After breakfast on Sunday morning I took the MS of 'Jane Eyre' to my little study, and began to read it. The story quickly took me captive. Before twelve o'clock my horse came to the door, but I could not put the book down. I scribbled two or three lines to my friend, saying I was very sorry but circumstances had arisen to prevent my meeting him, sent the note off by my groom, and went on reading the MS. Presently the servant came to tell me that luncheon was ready; I asked him to bring me a sandwich and a glass of wine, and still went on with 'Jane Eyre.' Dinner came; for me the meal was a very hasty one, and before I went to bed that night I had finished reading the manuscript."
- Charlotte signs with Smith, Elder & Co to a payment of 100 pounds for the copyright and the first right of refusal for the next two books. Later, with more editions and foreign rights, Charlotte would receive around 500 pounds for her novel.
- Charlotte's response to her publishers to revise "Jane Eyre" yet again:
"I am not however in a position to follow the advice; my engagements will not permit me to revise 'Jane Eyre' a third time, and perhaps there is little to regret in the circumstance; you probably know from personal experience that an author never writes well till he has got into the full spirit of his work, and were I to retrench, to alter and to add now when I am uninterested and cold, I know I should only further injure what may be already defective. Perhaps too the first part of 'Jane Eyre' may suit the public taste better than you anticipate - for it is true and Truth has a severe charm of its own. Had I told all the truth, I might indeed have made it far more exquisitely painful - but I deemed it advisable to soften and retrench many particulars lest the narrative should rather displease than attract."
- On October 19th, Charlotte received six final copies of her new novel and wrote in reply to her publishers:
You have given the work every advantage which good paper, clear type and a seemly outside can supply [...] if it fails - the fault will lie with the author - you are exempt."
- William Makepeace Thackeray, a favorite author of Charlotte's, was sent a copy of the novel by the publisher and wrote back this:
"I wish you had not sent me Jane Eyre. It interested me so much that I have lost (or won if you like) a whole day in reading it at the busiest period, with the printers I know waiting for copy. Who the author can be I can't guess - if a woman she knows her language better than most ladies do, or has had a 'classical' education. It is a fine book though - the man & woman capital - the style very generous and upright so to speak... Some of the love passages made me cry - to the astonishment of John who came in with the coals. St. John the Missionary is a failure I think but a good failure there are parts excellent I dont know why I tell you this but that I have been exceedingly moved & pleased by Jane Eyre. It is a womans writing, but whose? Give my respects and thanks to the author - whose novel is the first English one (& the French are only romances now) that I've been able to read for many a day."
- It was later gossiped that the mysterious author of 'Jane Eyre' was a former governess of Thackeray's because as it turned out Thackeray's wife had gone mad and
was incarcerated.
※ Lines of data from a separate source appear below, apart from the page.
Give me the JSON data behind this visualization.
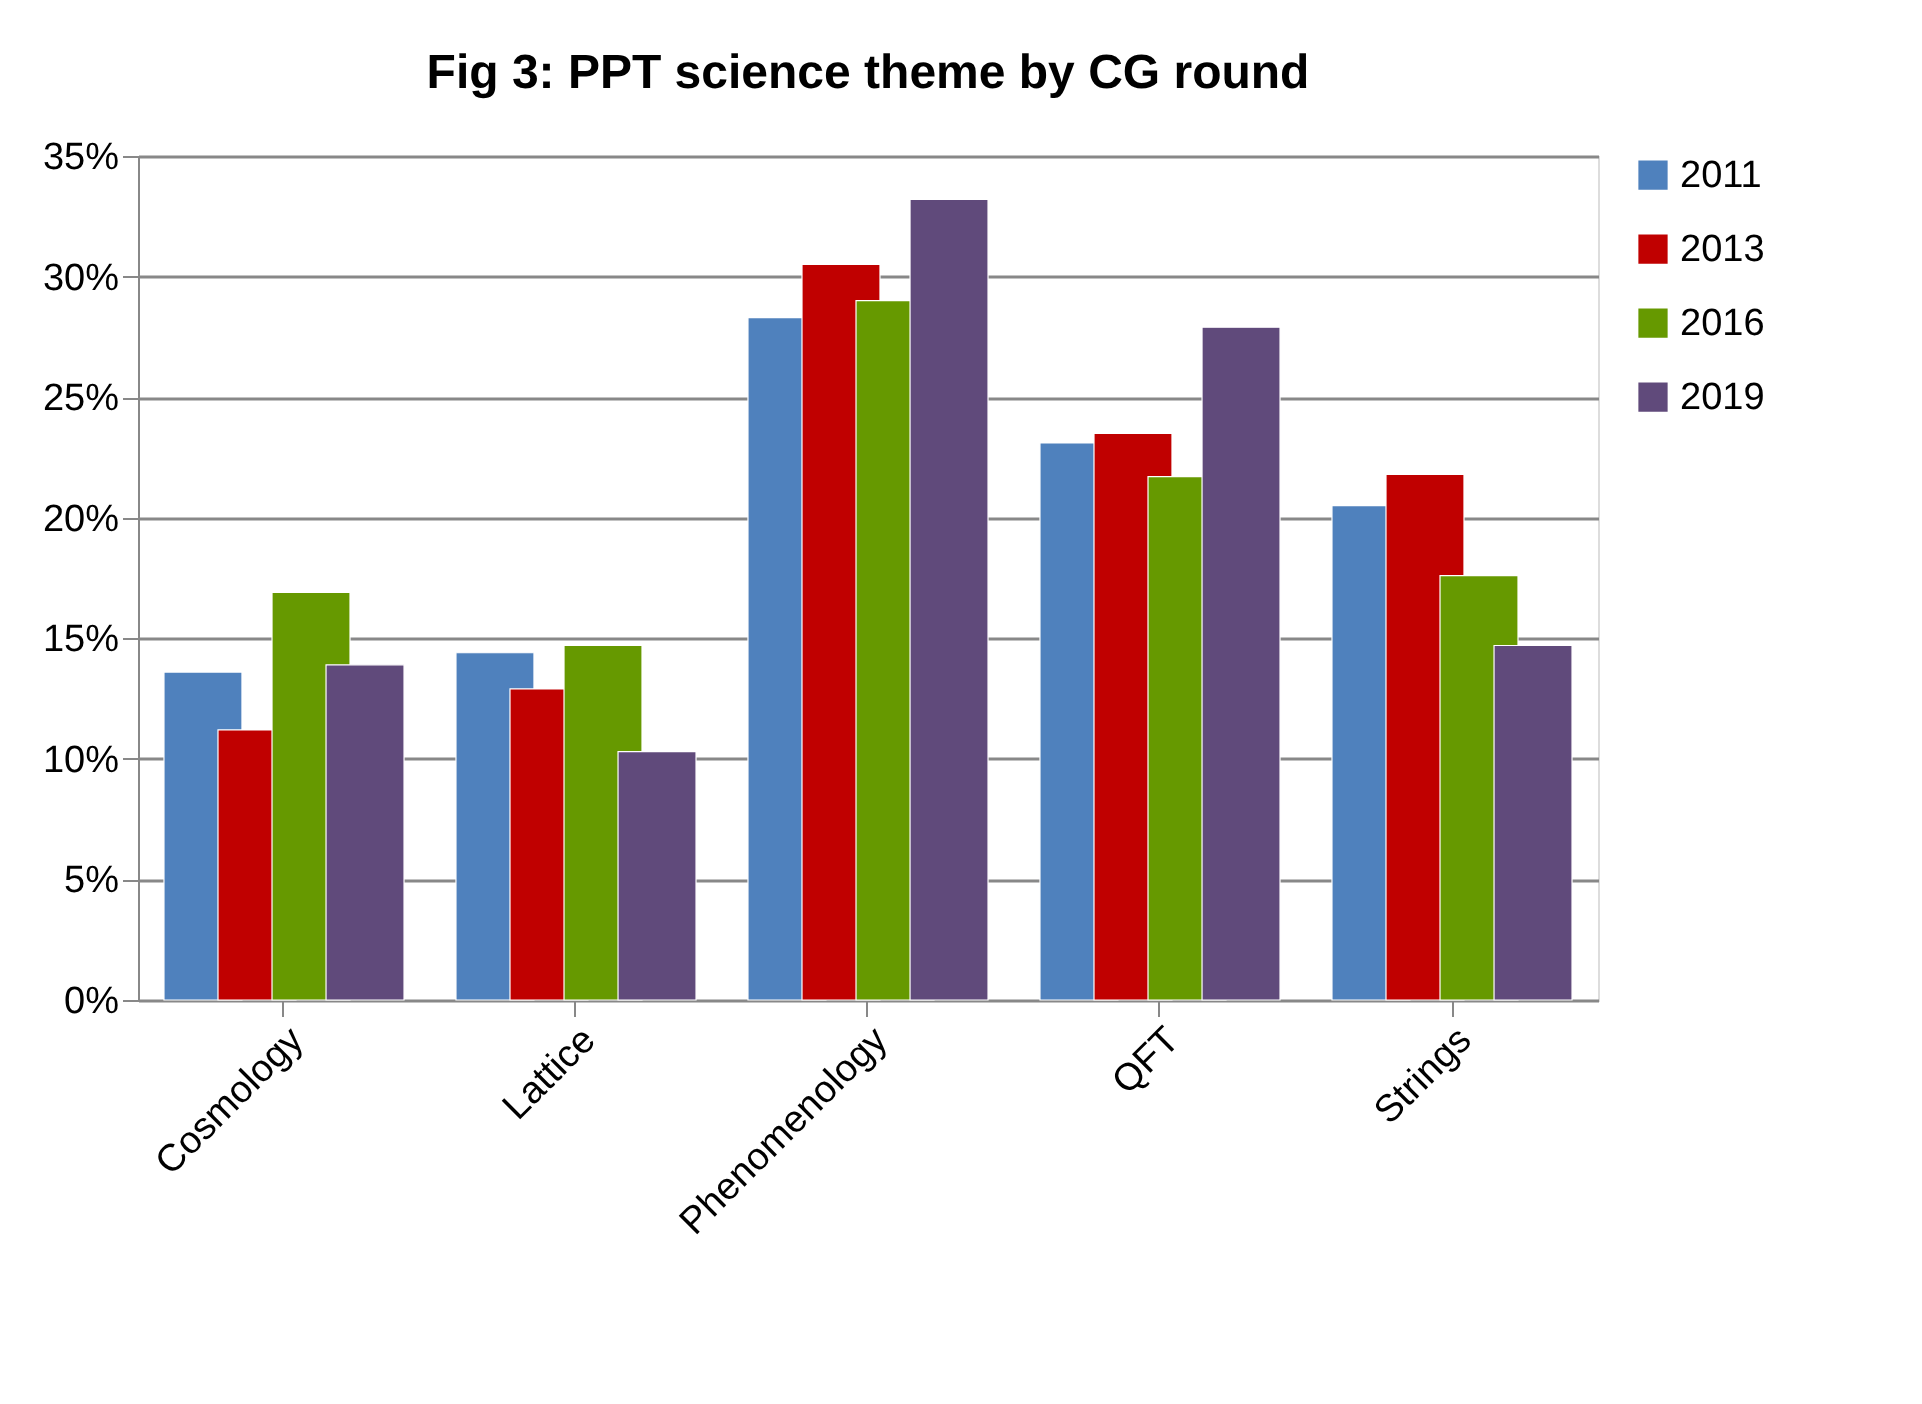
{
  "chart_data": {
    "type": "bar",
    "title": "Fig 3: PPT science theme by CG round",
    "categories": [
      "Cosmology",
      "Lattice",
      "Phenomenology",
      "QFT",
      "Strings"
    ],
    "series": [
      {
        "name": "2011",
        "color": "#4f81bd",
        "values": [
          13.6,
          14.4,
          28.3,
          23.1,
          20.5
        ]
      },
      {
        "name": "2013",
        "color": "#c00000",
        "values": [
          11.2,
          12.9,
          30.5,
          23.5,
          21.8
        ]
      },
      {
        "name": "2016",
        "color": "#669900",
        "values": [
          16.9,
          14.7,
          29.0,
          21.7,
          17.6
        ]
      },
      {
        "name": "2019",
        "color": "#604a7b",
        "values": [
          13.9,
          10.3,
          33.2,
          27.9,
          14.7
        ]
      }
    ],
    "ylim": [
      0,
      35
    ],
    "yticks": [
      {
        "value": 0,
        "label": "0%"
      },
      {
        "value": 5,
        "label": "5%"
      },
      {
        "value": 10,
        "label": "10%"
      },
      {
        "value": 15,
        "label": "15%"
      },
      {
        "value": 20,
        "label": "20%"
      },
      {
        "value": 25,
        "label": "25%"
      },
      {
        "value": 30,
        "label": "30%"
      },
      {
        "value": 35,
        "label": "35%"
      }
    ],
    "grid": "y",
    "legend": "right"
  }
}
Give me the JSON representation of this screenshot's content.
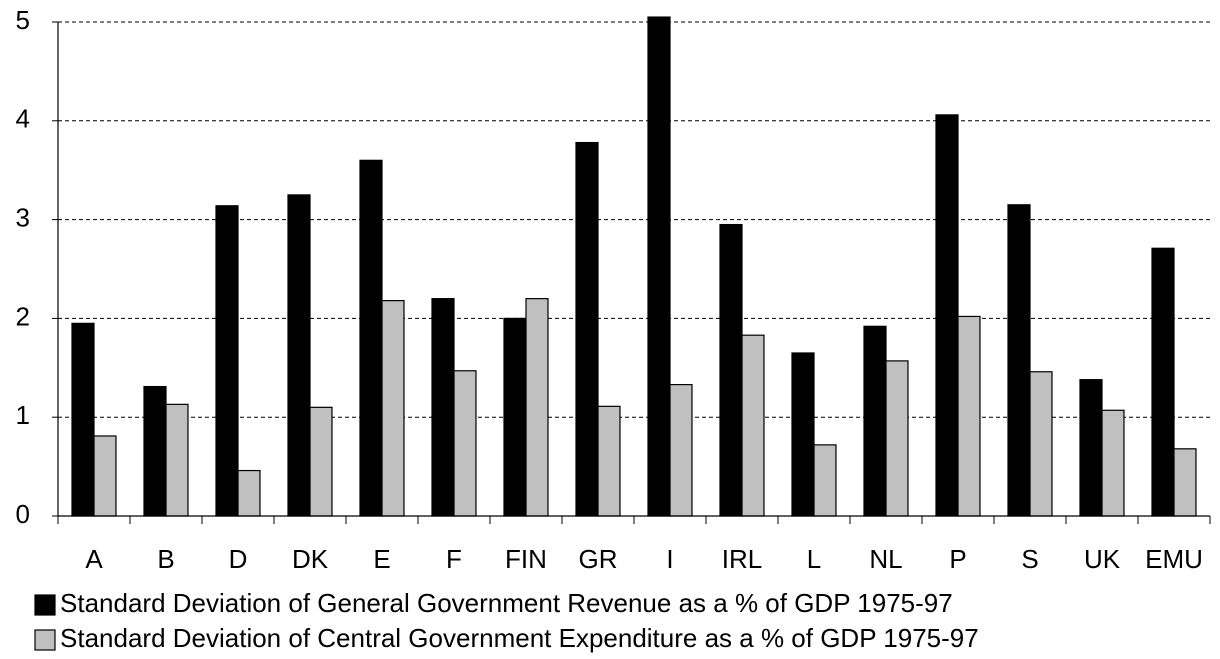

Charlotte had dedicated the second edition of 'Jane Eyre' in ignorance of this and wrote about her mortification over this in a letter:
Well may it be said that Fact is often stranger than Fiction! ...Of course I knew nothing whatever of Mr Thackeray's domestic concerns: he existed for me only as an author ... I am very, very sorry that my inadvertent blunder should have made his name and affairs a subject for common gossip
The very fact of his not complaining at all - and addressing me with such kindness - notwithstanding the pain and annoyance I must have caused him - increases my chagrin. I could not half express my regret to him in my answer, for I was restrained by the consciousness that that regret was just worth nothing at all - quite valueless for healing the mischief I had done."
- 'Jane Eyre' was a success, notwithstanding some critics who were disturbed by the morality and the passion of the heroine. The novel was reprinted two times in England during the life of the author due to demand.